During his time at the conference, Fr. Kelly and other speakers lived alongside Pope Francis in Santa Marta. 

“It was moving in the sense that he (Pope Francis) really emphasizes that priests need to be close to the people, and this is a concrete example of that,” Fr. Kelly said.

Despite his multiple visits to the Vatican over the years, Fr. Kelly remains excited about the global sense of interconnectedness and collaboration it fosters. 

“There is something exhilarating, and this is true generally in my time participating in conferences there, being with people from all over the world,” Fr.

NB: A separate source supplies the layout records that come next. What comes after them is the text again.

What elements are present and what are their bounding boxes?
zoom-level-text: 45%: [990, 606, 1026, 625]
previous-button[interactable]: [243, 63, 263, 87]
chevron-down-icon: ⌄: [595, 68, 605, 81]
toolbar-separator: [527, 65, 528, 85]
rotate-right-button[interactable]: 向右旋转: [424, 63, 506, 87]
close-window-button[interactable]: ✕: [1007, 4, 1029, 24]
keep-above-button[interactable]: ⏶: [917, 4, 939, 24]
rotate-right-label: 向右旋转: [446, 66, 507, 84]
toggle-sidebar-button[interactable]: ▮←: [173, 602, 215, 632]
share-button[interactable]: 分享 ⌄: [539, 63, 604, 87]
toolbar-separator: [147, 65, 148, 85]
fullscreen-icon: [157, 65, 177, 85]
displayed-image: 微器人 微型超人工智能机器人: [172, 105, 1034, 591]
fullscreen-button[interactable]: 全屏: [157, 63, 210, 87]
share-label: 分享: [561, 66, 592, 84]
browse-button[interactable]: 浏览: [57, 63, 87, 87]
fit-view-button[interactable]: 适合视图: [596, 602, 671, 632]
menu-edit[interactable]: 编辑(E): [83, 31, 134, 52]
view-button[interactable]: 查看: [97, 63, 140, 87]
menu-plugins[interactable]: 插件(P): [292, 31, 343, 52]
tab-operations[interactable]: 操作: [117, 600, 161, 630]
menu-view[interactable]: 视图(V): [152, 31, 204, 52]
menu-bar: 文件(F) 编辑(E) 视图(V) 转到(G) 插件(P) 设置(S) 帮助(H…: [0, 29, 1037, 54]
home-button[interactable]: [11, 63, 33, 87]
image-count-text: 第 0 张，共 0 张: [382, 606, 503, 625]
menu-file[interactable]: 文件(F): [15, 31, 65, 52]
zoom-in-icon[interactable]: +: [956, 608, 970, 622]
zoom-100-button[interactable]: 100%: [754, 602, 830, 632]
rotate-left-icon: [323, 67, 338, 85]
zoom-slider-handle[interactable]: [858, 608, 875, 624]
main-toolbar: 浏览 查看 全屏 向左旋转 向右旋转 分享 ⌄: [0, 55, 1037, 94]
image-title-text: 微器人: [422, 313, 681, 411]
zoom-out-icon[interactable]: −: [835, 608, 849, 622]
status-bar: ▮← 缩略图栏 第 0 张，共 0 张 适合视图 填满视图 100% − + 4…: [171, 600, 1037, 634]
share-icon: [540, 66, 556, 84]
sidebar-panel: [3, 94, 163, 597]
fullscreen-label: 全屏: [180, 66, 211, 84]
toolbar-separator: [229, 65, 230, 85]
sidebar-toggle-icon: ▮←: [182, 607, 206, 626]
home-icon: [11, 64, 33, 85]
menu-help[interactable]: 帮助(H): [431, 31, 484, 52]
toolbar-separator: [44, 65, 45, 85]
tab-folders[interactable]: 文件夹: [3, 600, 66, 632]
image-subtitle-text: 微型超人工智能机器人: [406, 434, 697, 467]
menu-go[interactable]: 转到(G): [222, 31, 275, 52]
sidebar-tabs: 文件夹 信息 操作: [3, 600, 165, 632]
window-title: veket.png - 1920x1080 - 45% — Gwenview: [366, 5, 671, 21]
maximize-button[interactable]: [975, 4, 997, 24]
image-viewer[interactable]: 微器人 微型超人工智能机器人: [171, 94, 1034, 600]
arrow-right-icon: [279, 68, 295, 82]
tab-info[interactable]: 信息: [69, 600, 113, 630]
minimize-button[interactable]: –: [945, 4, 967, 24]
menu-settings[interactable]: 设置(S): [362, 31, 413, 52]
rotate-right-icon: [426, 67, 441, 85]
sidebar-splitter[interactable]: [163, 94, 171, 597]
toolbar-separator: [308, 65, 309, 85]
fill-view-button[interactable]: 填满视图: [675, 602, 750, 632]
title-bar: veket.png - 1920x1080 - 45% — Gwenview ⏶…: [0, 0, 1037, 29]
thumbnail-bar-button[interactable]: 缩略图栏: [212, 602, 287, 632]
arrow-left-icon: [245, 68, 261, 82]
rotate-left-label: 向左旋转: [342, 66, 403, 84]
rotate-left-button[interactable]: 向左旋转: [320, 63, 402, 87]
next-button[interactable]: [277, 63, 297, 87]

Kelly said. “There are people from many different religious traditions, maybe they are not even practicing a religion, but they are connected to sport or serving humanity in some way; it was wonderful to be a part of.”

As a proud University of Detroit alum (82’), Fr. Kelly has appreciated his experience returning to the University of Detroit Mercy. 

“I enjoy our students very much and collaborating with our amazing colleagues, and especially with the Sisters of Mercy,” he said.

Fr. Kelly’s expertise in the intersection between sport and spirituality, within its broader human and cultural context, manifests in his passion and dedication for teaching and writing.

“Play, Sport, and Spirit” is available for purchase at Barnes and Noble or on Amazon.